As you would imagine, given that this blog is called I’m Sick and So Are You, searching phrases with the word ‘sick’ in them is a common way people find me. The word ‘Florida’ has also led people here. I am from Florida, lived there for most of my life until I moved away not long after I started this blog. Obviously I am the absolute authority on all things Sunshine State. People have also found me searching the term ‘predator’ because of the piece I wrote on a sexual predator I knew, I assume. Maybe they’re looking for homicidal aliens. One never knows with the internet.
But anyhoo, we’re here for the laughter, so laugh we shall. In no particular order, here are some of the most odd, absurd, and downright ridiculous ways my blog has been discovered. All I can say is, you people might need medication.
quote “how is that supposed to make me feel better” – Can you just feel the passive aggressiveness in this search. I imagine this person made air quotes with one hand while they used the index finger on the other hand to stab the keys one by one as they silently mouthed the words over and over. I don’t know if that person felt better when they found my blog, but picturing them angrily searching those words makes me feel better.
just bcause you got a degree dont make you better meme – no it dont but it also dont mean im wurs
sick of living in florida what next – Hell, if you are already packed up and ready to move, don’t go to another state or another country even. May I suggest another planet? Preferably one that doesn’t have Donald Trump on it. Unless you’re a supporter of his. Then you can launch yourself straight into the sun.
my female friend thinks i’m predator – Then you probably are.
is my friend a predator – I guess we found the female friend. And yes, yes he is.
i moved out of the south up to new england and don’t think i can ever move back down south again – Uh, okay. That’s an oddly specific internet search. Are you looking for reassurance? I can give you that. You don’t have to move back. It’s cool with me if you stay. New England is beautiful. I support your decision. You do you, boo boo.

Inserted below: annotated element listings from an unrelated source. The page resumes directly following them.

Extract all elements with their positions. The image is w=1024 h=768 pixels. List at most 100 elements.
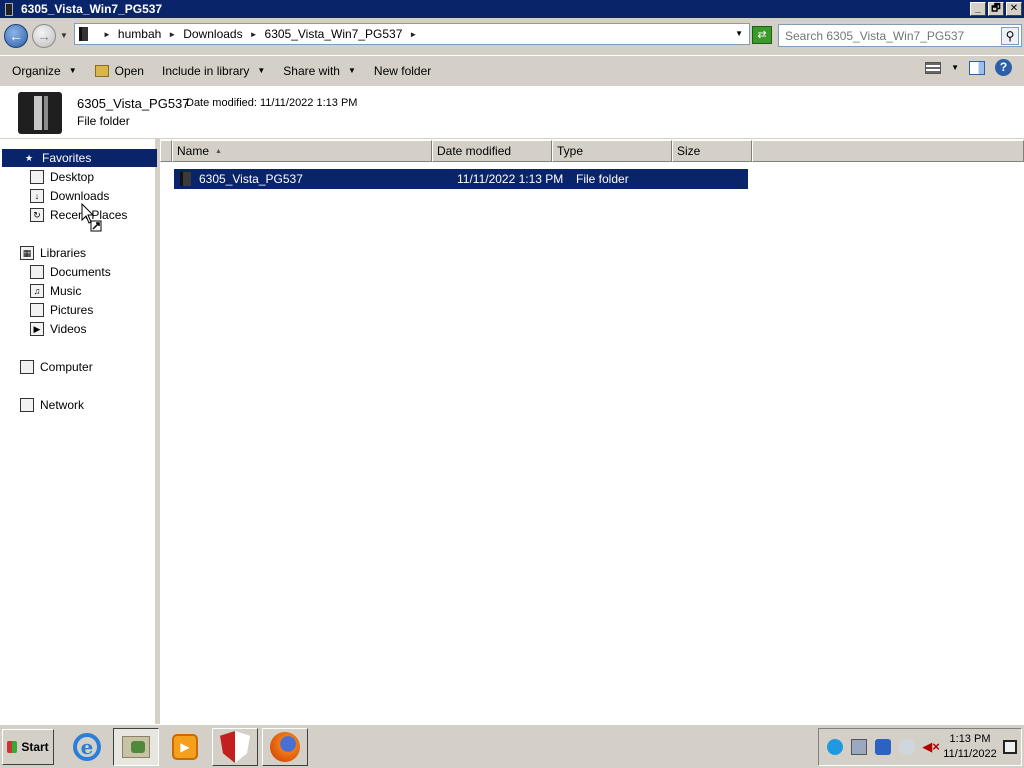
close-button[interactable]: ✕ [1006, 2, 1022, 16]
table-row[interactable]: 6305_Vista_PG537 11/11/2022 1:13 PM File… [174, 169, 748, 189]
cloud-icon[interactable] [899, 739, 915, 755]
file-date: 11/11/2022 1:13 PM [457, 172, 564, 186]
item-type: File folder [77, 114, 130, 128]
breadcrumb-humbah[interactable]: humbah [118, 27, 161, 41]
address-row: ← → ▼ ► humbah ► Downloads ► 6305_Vista_… [0, 18, 1024, 54]
media-player-icon: ▶ [172, 734, 198, 760]
nav-label: Pictures [50, 303, 94, 317]
internet-explorer-icon: e [73, 733, 101, 761]
forward-button[interactable]: → [32, 24, 56, 48]
column-label: Type [557, 144, 584, 158]
address-bar[interactable]: ► humbah ► Downloads ► 6305_Vista_Win7_P… [74, 23, 750, 45]
refresh-button[interactable]: ⇄ [752, 26, 772, 44]
search-input[interactable] [779, 28, 1001, 43]
column-header-size[interactable]: Size [672, 140, 752, 162]
chevron-right-icon[interactable]: ► [103, 30, 111, 39]
window-title: 6305_Vista_Win7_PG537 [21, 2, 163, 16]
nav-item-network[interactable]: Network [20, 396, 84, 414]
include-in-library-button[interactable]: Include in library ▼ [156, 59, 271, 83]
nav-item-documents[interactable]: Documents [30, 263, 111, 281]
details-pane: 6305_Vista_PG537 Date modified: 11/11/20… [0, 86, 1024, 138]
nav-item-music[interactable]: ♫ Music [30, 282, 81, 300]
new-folder-button[interactable]: New folder [368, 59, 437, 83]
skype-icon[interactable] [827, 739, 843, 755]
chevron-down-icon[interactable]: ▼ [951, 63, 959, 72]
views-icon[interactable] [925, 61, 942, 74]
share-with-button[interactable]: Share with ▼ [277, 59, 362, 83]
column-label: Name [177, 144, 210, 158]
open-button[interactable]: Open [89, 59, 150, 83]
nav-item-desktop[interactable]: Desktop [30, 168, 94, 186]
chevron-down-icon: ▼ [347, 66, 356, 75]
folder-icon [79, 27, 88, 41]
search-box[interactable]: ⚲ [778, 24, 1022, 47]
column-spacer [160, 140, 172, 162]
recent-pages-dropdown[interactable]: ▼ [60, 31, 68, 40]
nav-label: Computer [40, 360, 93, 374]
chevron-down-icon[interactable]: ▼ [735, 29, 743, 38]
minimize-button[interactable]: _ [970, 2, 986, 16]
star-icon: ★ [22, 151, 36, 165]
date-modified-label: Date modified: [186, 97, 257, 109]
clock[interactable]: 1:13 PM 11/11/2022 [939, 732, 1001, 762]
back-button[interactable]: ← [4, 24, 28, 48]
nav-item-libraries[interactable]: ▦ Libraries [20, 244, 86, 262]
show-desktop-icon[interactable] [1003, 740, 1017, 754]
network-status-icon[interactable] [851, 739, 867, 755]
nav-item-pictures[interactable]: Pictures [30, 301, 93, 319]
nav-item-recent-places[interactable]: ↻ Recent Places [30, 206, 127, 224]
taskbar-security-app[interactable] [212, 728, 258, 766]
nav-label: Music [50, 284, 82, 298]
shield-icon [220, 731, 250, 763]
network-icon [20, 398, 34, 412]
nav-label: Network [40, 398, 85, 412]
command-bar: Organize ▼ Open Include in library ▼ Sha… [0, 55, 1024, 85]
nav-item-computer[interactable]: Computer [20, 358, 93, 376]
nav-item-favorites[interactable]: ★ Favorites [2, 149, 157, 167]
clock-date: 11/11/2022 [943, 748, 997, 760]
organize-label: Organize [12, 63, 61, 78]
nav-label: Downloads [50, 189, 110, 203]
library-icon: ▦ [20, 246, 34, 260]
breadcrumb-downloads[interactable]: Downloads [183, 27, 242, 41]
start-button[interactable]: Start [2, 729, 54, 765]
date-modified-value: 11/11/2022 1:13 PM [260, 97, 358, 109]
column-header-date-modified[interactable]: Date modified [432, 140, 552, 162]
selected-item-name: 6305_Vista_PG537 [77, 96, 190, 111]
column-label: Date modified [437, 144, 512, 158]
volume-muted-icon[interactable]: ◀× [922, 739, 940, 755]
column-header-row: Name ▲ Date modified Type Size [160, 140, 1024, 162]
taskbar-internet-explorer[interactable]: e [64, 728, 110, 766]
help-icon[interactable]: ? [995, 59, 1012, 76]
file-list: Name ▲ Date modified Type Size 6305_Vist… [160, 139, 1024, 724]
nav-item-videos[interactable]: ▶ Videos [30, 320, 86, 338]
video-icon: ▶ [30, 322, 44, 336]
column-header-type[interactable]: Type [552, 140, 672, 162]
bluetooth-icon[interactable] [875, 739, 891, 755]
taskbar: Start e ▶ ◀× 1:13 PM 11/11/2022 [0, 724, 1024, 768]
include-in-library-label: Include in library [161, 63, 250, 78]
chevron-right-icon[interactable]: ► [409, 30, 417, 39]
clock-time: 1:13 PM [949, 733, 991, 745]
desktop-icon [30, 170, 44, 184]
organize-button[interactable]: Organize ▼ [6, 59, 83, 83]
chevron-down-icon: ▼ [257, 66, 266, 75]
chevron-right-icon[interactable]: ► [168, 30, 176, 39]
column-header-name[interactable]: Name ▲ [172, 140, 432, 162]
restore-button[interactable]: 🗗 [988, 2, 1004, 16]
taskbar-windows-explorer[interactable] [113, 728, 159, 766]
breadcrumb-current[interactable]: 6305_Vista_Win7_PG537 [265, 27, 403, 41]
preview-pane-icon[interactable] [969, 60, 985, 75]
chevron-down-icon: ▼ [68, 66, 77, 75]
search-icon[interactable]: ⚲ [1001, 26, 1019, 45]
firefox-icon [270, 732, 300, 762]
taskbar-media-player[interactable]: ▶ [162, 728, 208, 766]
file-name: 6305_Vista_PG537 [199, 172, 303, 186]
chevron-right-icon[interactable]: ► [250, 30, 258, 39]
new-folder-label: New folder [373, 63, 432, 78]
nav-label: Libraries [40, 246, 87, 260]
taskbar-firefox[interactable] [262, 728, 308, 766]
start-label: Start [21, 740, 49, 754]
column-filler [752, 140, 1024, 162]
mouse-cursor-icon [81, 203, 102, 232]
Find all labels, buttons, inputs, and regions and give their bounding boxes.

best way to stay warm in cold weather from florida – You realize cold weather doesn’t come from Florida, right? Hurricanes, sharks, alligators, mosquitoes, oranges, Disney World, crime, old people. Those are the things that come from Florida. But, cold weather? Nah.
im getting a sick feeling living in florida – Must be the red tide. Or the Zika virus. Maybe you ate too much key lime pie. I don’t know. Do I look like a doctor?
does living in florida make you tired – I bet you have Zika. You definitely have Zika.
what to do when a stranger – What? When a stranger does what? Has Zika?
caps playoff schedule – The internet has betrayed you. I don’t know any damn body’s playoff schedule for any damn thing.
it’s christmas and i’m sick what now – What you may not realize is that you have hit the holiday lottery. You are now exempt from all family obligations because they don’t want your germ ridden, cranky ass self breathing on them. So now you get to eat an entire Mrs. Smith’s pumpkin pie straight out of the foil pan while you binge watch all of Netflix. I wish I was you.
i need more from my girlfriend since i moved – More what? More emotional support? More sex? More money? More Zika? More Mrs. Smith’s pumpkin pie? You can never have too much of that.
happy fucking birthday hats – I have a few of questions. Are these hats having tremendous sex and that’s why they’re happy? Or are they just happy hats regardless of whether they’re having sex or not? Are there sad fucking birthday hats for when the sex is terrible? How exactly would a hat fuck another hat? Oooooohhhhhh, the hats say ‘Happy Fucking Birthday’ on them. Ah, yes, that makes much more sense.
how manytimes i told you im sick – Me personally? I don’t exactly know. I don’t think that you have ever told me you’re sick, but I’m not certain because I don’t know who you are.
i’m a misery to you – Look, I’m going to be real with you. You kinda are.
But not you, you’re not a misery. You’re an absolute delight. Why, I’d even share my Mrs. Smith’s pumpkin pie with you. I promise.
Or maybe my Zika. Depends on what mood I’m in.